The first black woman accredited to cover the White House was honored with her own life-sized statue at the Newseum Friday, in Washington, D.C., the Associated Press reports.
Alice Allison Dunnigan, who faced both sexism and racism during her career, was tapped to be the Washington bureau chief for the Associated Negro Press, after a stint at The Chicago Defender. Dunnigan’s role had her writing about government and politics for 112 black newspapers. In 1947, she made history when she received White House press credentials and joined the White House traveling press corps covering President Harry Truman’s re-election campaign in 1948.
She went on to cover Presidents Dwight D. Eisenhower and John F. Kennedy before taking positions in the Kennedy and Johnson administrations. She died in 1983 in Washington, D.C., at age 77.
The AP outlined some of the racism and sexism she faced:
For example, she was kept from covering an Eisenhower speech in 1953 because it was in a whites-only theater. Later, Dunnigan was made to sit with servants to cover the funeral of Ohio Sen. Robert Taft.
In addition to the indignity of racism, Dunnigan was often paid less than her male colleagues in the black press and forced to justify herself in situations where male reporters were welcomed.
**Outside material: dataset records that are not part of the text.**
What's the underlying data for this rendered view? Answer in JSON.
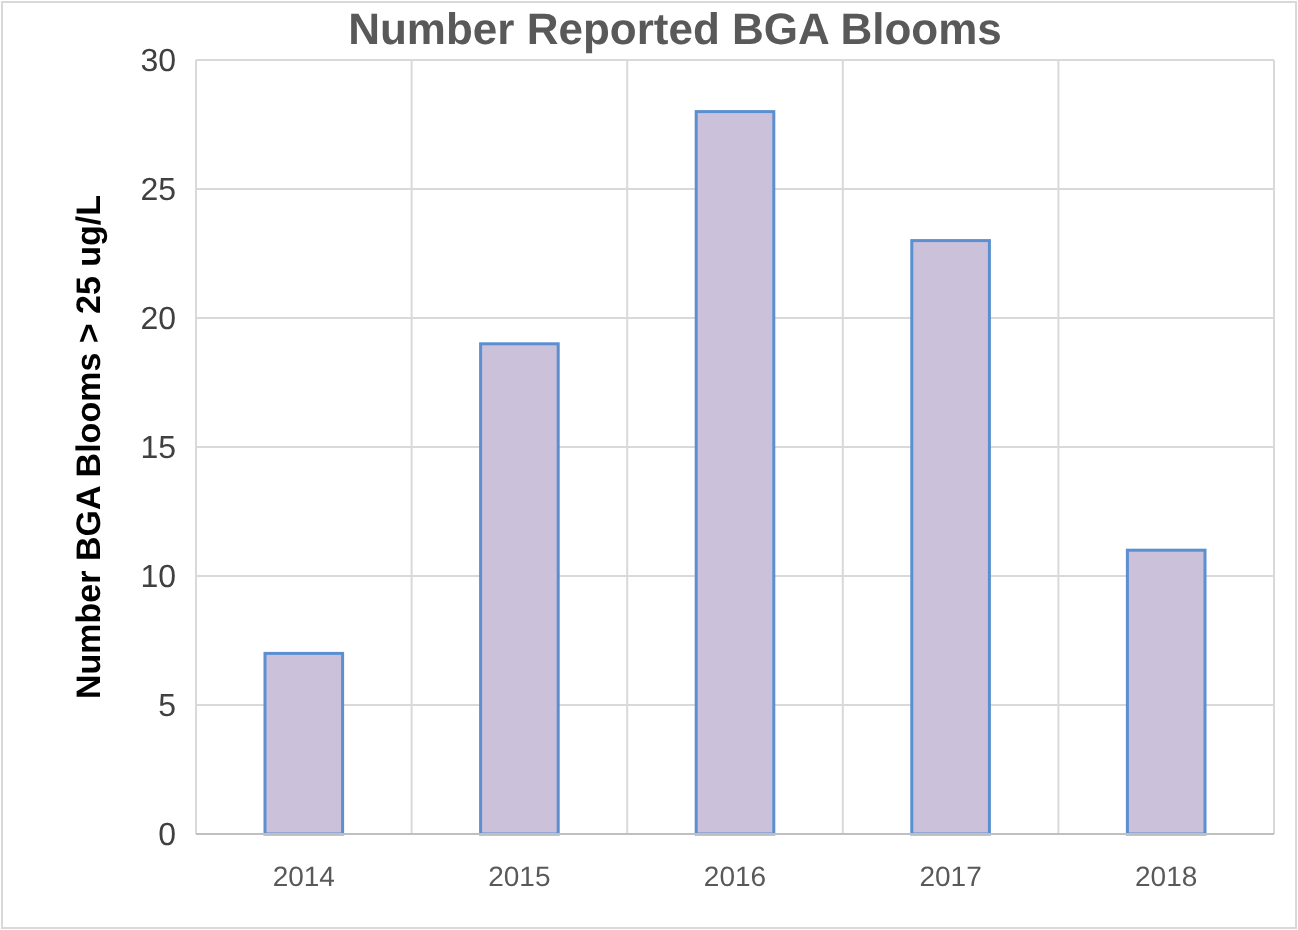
{
  "chart_data": {
    "type": "bar",
    "title": "Number Reported BGA Blooms",
    "ylabel": "Number BGA Blooms > 25 ug/L",
    "categories": [
      "2014",
      "2015",
      "2016",
      "2017",
      "2018"
    ],
    "values": [
      7,
      19,
      28,
      23,
      11
    ],
    "color": "#ccc1da",
    "ylim": [
      0,
      30
    ],
    "yticks": [
      0,
      5,
      10,
      15,
      20,
      25,
      30
    ],
    "grid": true
  }
}
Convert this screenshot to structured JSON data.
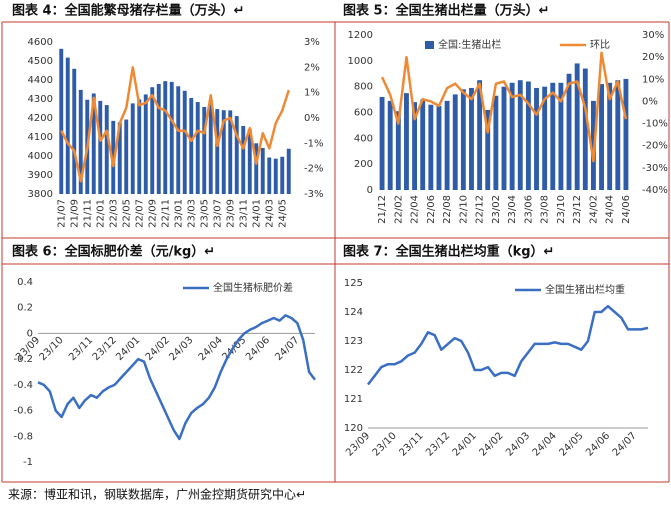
{
  "chart_data": [
    {
      "type": "bar",
      "title": "图表 4：全国能繁母猪存栏量（万头）↵",
      "categories": [
        "21/07",
        null,
        "21/09",
        null,
        "21/11",
        null,
        "22/01",
        null,
        "22/03",
        null,
        "22/05",
        null,
        "22/07",
        null,
        "22/09",
        null,
        "22/11",
        null,
        "23/01",
        null,
        "23/03",
        null,
        "23/05",
        null,
        "23/07",
        null,
        "23/09",
        null,
        "23/11",
        null,
        "24/01",
        null,
        "24/03",
        null,
        "24/05",
        null
      ],
      "series": [
        {
          "type": "bar",
          "color": "#2e5ca8",
          "values": [
            4564,
            4518,
            4459,
            4348,
            4296,
            4329,
            4290,
            4268,
            4185,
            4177,
            4192,
            4277,
            4298,
            4324,
            4362,
            4379,
            4394,
            4390,
            4367,
            4343,
            4305,
            4284,
            4258,
            4296,
            4247,
            4241,
            4240,
            4210,
            4158,
            4142,
            4067,
            4042,
            3992,
            3986,
            3996,
            4038
          ]
        },
        {
          "type": "line",
          "axis": "y2",
          "color": "#ee8a35",
          "values": [
            -0.5,
            -1.0,
            -1.3,
            -2.5,
            -1.2,
            0.8,
            -0.9,
            -0.5,
            -1.9,
            -0.2,
            0.4,
            2,
            0.5,
            0.6,
            0.9,
            0.4,
            0.3,
            -0.1,
            -0.5,
            -0.5,
            -0.9,
            -0.5,
            -0.6,
            0.9,
            -1.1,
            -0.1,
            0,
            -0.7,
            -1.2,
            -0.4,
            -1.8,
            -0.6,
            -1.2,
            -0.2,
            0.3,
            1.1
          ]
        }
      ],
      "ylim": [
        3800,
        4600
      ],
      "yticks": [
        3800,
        3900,
        4000,
        4100,
        4200,
        4300,
        4400,
        4500,
        4600
      ],
      "y2lim": [
        -3,
        3
      ],
      "y2ticks": [
        {
          "value": -3,
          "label": "-3%"
        },
        {
          "value": -2,
          "label": "-2%"
        },
        {
          "value": -1,
          "label": "-1%"
        },
        {
          "value": 0,
          "label": "0%"
        },
        {
          "value": 1,
          "label": "1%"
        },
        {
          "value": 2,
          "label": "2%"
        },
        {
          "value": 3,
          "label": "3%"
        }
      ]
    },
    {
      "type": "bar",
      "title": "图表 5：全国生猪出栏量（万头）↵",
      "categories": [
        "21/12",
        null,
        "22/02",
        null,
        "22/04",
        null,
        "22/06",
        null,
        "22/08",
        null,
        "22/10",
        null,
        "22/12",
        null,
        "23/02",
        null,
        "23/04",
        null,
        "23/06",
        null,
        "23/08",
        null,
        "23/10",
        null,
        "23/12",
        null,
        "24/02",
        null,
        "24/04",
        null,
        "24/06"
      ],
      "series": [
        {
          "name": "全国:生猪出栏",
          "type": "bar",
          "color": "#2e5ca8",
          "values": [
            720,
            690,
            610,
            750,
            680,
            700,
            660,
            650,
            690,
            740,
            780,
            790,
            850,
            620,
            730,
            800,
            830,
            850,
            840,
            790,
            800,
            830,
            830,
            900,
            980,
            940,
            690,
            820,
            830,
            850,
            860
          ]
        },
        {
          "name": "环比",
          "type": "line",
          "axis": "y2",
          "color": "#ee8a35",
          "values": [
            11,
            3,
            -10,
            20,
            -8,
            1,
            0,
            -2,
            6,
            8,
            4,
            1,
            8,
            -14,
            8,
            9,
            2,
            3,
            -1,
            -6,
            1,
            4,
            0,
            8,
            9,
            -3,
            -27,
            22,
            1,
            9,
            -8
          ]
        }
      ],
      "ylim": [
        0,
        1200
      ],
      "yticks": [
        0,
        200,
        400,
        600,
        800,
        1000,
        1200
      ],
      "y2lim": [
        -40,
        30
      ],
      "y2ticks": [
        {
          "value": -40,
          "label": "-40%"
        },
        {
          "value": -30,
          "label": "-30%"
        },
        {
          "value": -20,
          "label": "-20%"
        },
        {
          "value": -10,
          "label": "-10%"
        },
        {
          "value": 0,
          "label": "0%"
        },
        {
          "value": 10,
          "label": "10%"
        },
        {
          "value": 20,
          "label": "20%"
        },
        {
          "value": 30,
          "label": "30%"
        }
      ]
    },
    {
      "type": "line",
      "title": "图表 6：全国标肥价差（元/kg）↵",
      "categories": [
        "23/09",
        null,
        null,
        null,
        "23/10",
        null,
        null,
        null,
        null,
        "23/11",
        null,
        null,
        null,
        "23/12",
        null,
        null,
        null,
        "24/01",
        null,
        null,
        null,
        null,
        "24/02",
        null,
        null,
        null,
        "24/03",
        null,
        null,
        null,
        null,
        "24/04",
        null,
        null,
        null,
        "24/05",
        null,
        null,
        null,
        "24/06",
        null,
        null,
        null,
        null,
        "24/07",
        null,
        null,
        null
      ],
      "series": [
        {
          "name": "全国生猪标肥价差",
          "color": "#3a6fc4",
          "values": [
            -0.38,
            -0.4,
            -0.45,
            -0.6,
            -0.65,
            -0.55,
            -0.5,
            -0.58,
            -0.52,
            -0.48,
            -0.5,
            -0.45,
            -0.42,
            -0.4,
            -0.35,
            -0.3,
            -0.25,
            -0.2,
            -0.22,
            -0.35,
            -0.45,
            -0.55,
            -0.65,
            -0.75,
            -0.82,
            -0.7,
            -0.62,
            -0.58,
            -0.55,
            -0.5,
            -0.42,
            -0.3,
            -0.2,
            -0.12,
            -0.05,
            0,
            0.03,
            0.05,
            0.08,
            0.1,
            0.12,
            0.1,
            0.14,
            0.12,
            0.08,
            -0.05,
            -0.3,
            -0.36
          ]
        }
      ],
      "ylim": [
        -1,
        0.4
      ],
      "yticks": [
        -1,
        -0.8,
        -0.6,
        -0.4,
        -0.2,
        0,
        0.2,
        0.4
      ]
    },
    {
      "type": "line",
      "title": "图表 7：全国生猪出栏均重（kg）↵",
      "categories": [
        "23/09",
        null,
        null,
        null,
        "23/10",
        null,
        null,
        null,
        "23/11",
        null,
        null,
        null,
        "23/12",
        null,
        null,
        null,
        "24/01",
        null,
        null,
        null,
        "24/02",
        null,
        null,
        null,
        "24/03",
        null,
        null,
        null,
        "24/04",
        null,
        null,
        null,
        "24/05",
        null,
        null,
        null,
        "24/06",
        null,
        null,
        null,
        "24/07",
        null,
        null
      ],
      "series": [
        {
          "name": "全国生猪出栏均重",
          "color": "#3a6fc4",
          "values": [
            121.5,
            121.8,
            122.1,
            122.2,
            122.2,
            122.3,
            122.5,
            122.6,
            122.9,
            123.3,
            123.2,
            122.7,
            122.9,
            123.1,
            123.0,
            122.6,
            122.0,
            122.0,
            122.1,
            121.8,
            121.9,
            121.9,
            121.8,
            122.3,
            122.6,
            122.9,
            122.9,
            122.9,
            122.95,
            122.9,
            122.9,
            122.8,
            122.7,
            123.0,
            124.0,
            124.0,
            124.2,
            124.0,
            123.8,
            123.4,
            123.4,
            123.4,
            123.45
          ]
        }
      ],
      "ylim": [
        120,
        125
      ],
      "yticks": [
        120,
        121,
        122,
        123,
        124,
        125
      ]
    }
  ],
  "source": "来源：博亚和讯，钢联数据库，广州金控期货研究中心↵"
}
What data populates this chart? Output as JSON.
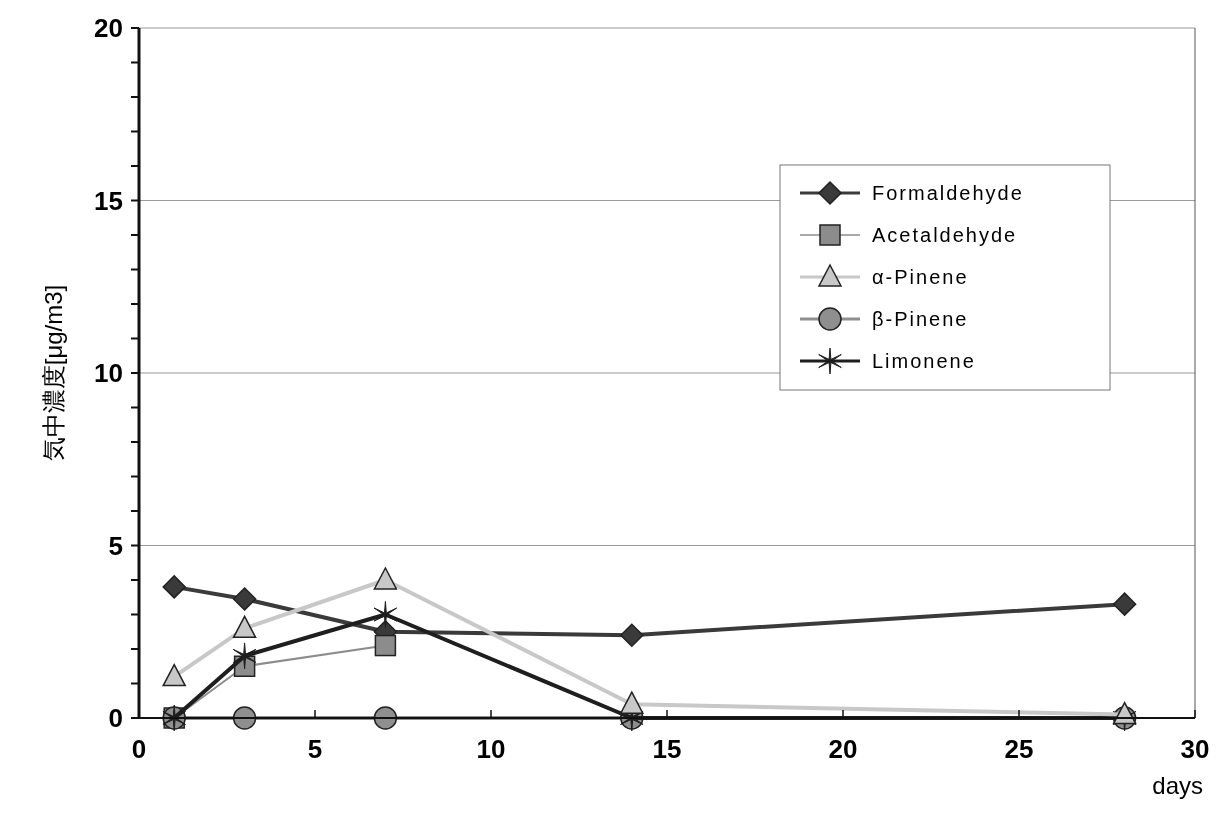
{
  "chart_data": {
    "type": "line",
    "xlabel": "days",
    "ylabel": "気中濃度[μg/m3]",
    "x": [
      1,
      3,
      7,
      14,
      28
    ],
    "series": [
      {
        "name": "Formaldehyde",
        "color": "#3a3a3a",
        "marker": "diamond",
        "values": [
          3.8,
          3.45,
          2.5,
          2.4,
          3.3
        ]
      },
      {
        "name": "Acetaldehyde",
        "color": "#8c8c8c",
        "marker": "square",
        "values": [
          0,
          1.5,
          2.1,
          null,
          null
        ]
      },
      {
        "name": "α-Pinene",
        "color": "#c8c8c8",
        "marker": "triangle",
        "values": [
          1.2,
          2.6,
          4.0,
          0.4,
          0.1
        ]
      },
      {
        "name": "β-Pinene",
        "color": "#8f8f8f",
        "marker": "circle",
        "values": [
          0,
          0,
          0,
          0,
          0
        ]
      },
      {
        "name": "Limonene",
        "color": "#1e1e1e",
        "marker": "cross",
        "values": [
          0,
          1.8,
          3.0,
          0,
          0
        ]
      }
    ],
    "xlim": [
      0,
      30
    ],
    "xticks": [
      0,
      5,
      10,
      15,
      20,
      25,
      30
    ],
    "ylim": [
      0,
      20
    ],
    "yticks": [
      0,
      5,
      10,
      15,
      20
    ],
    "grid": "y",
    "legend": "top right"
  }
}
“Race and sex were twin strikes against me. I’m not sure which was the hardest to break down,” Dunnigan has been quoted as saying.
But she didn’t let any of that stop her, friends and relatives did. She was the first black member of the Women’s National Press Club, and the first black woman to belong to the House of Representatives and Senate press galleries and the State Department press corps.
“Monuments inform us of our past, but they also lead us toward our future,” Amanda Matthews, who made the statue, said just before the it was unveiled. “Alice Dunnigan envisioned a future of equality and she dedicated her life to that vision as a teacher, a journalist, an editor and a champion for civil rights and women. She is why we’re all here today, to continue to support that vision.”
In December, the statue will be moved to the West Kentucky African American Heritage Center in Dunnigan’s hometown of Russellville, Kentucky.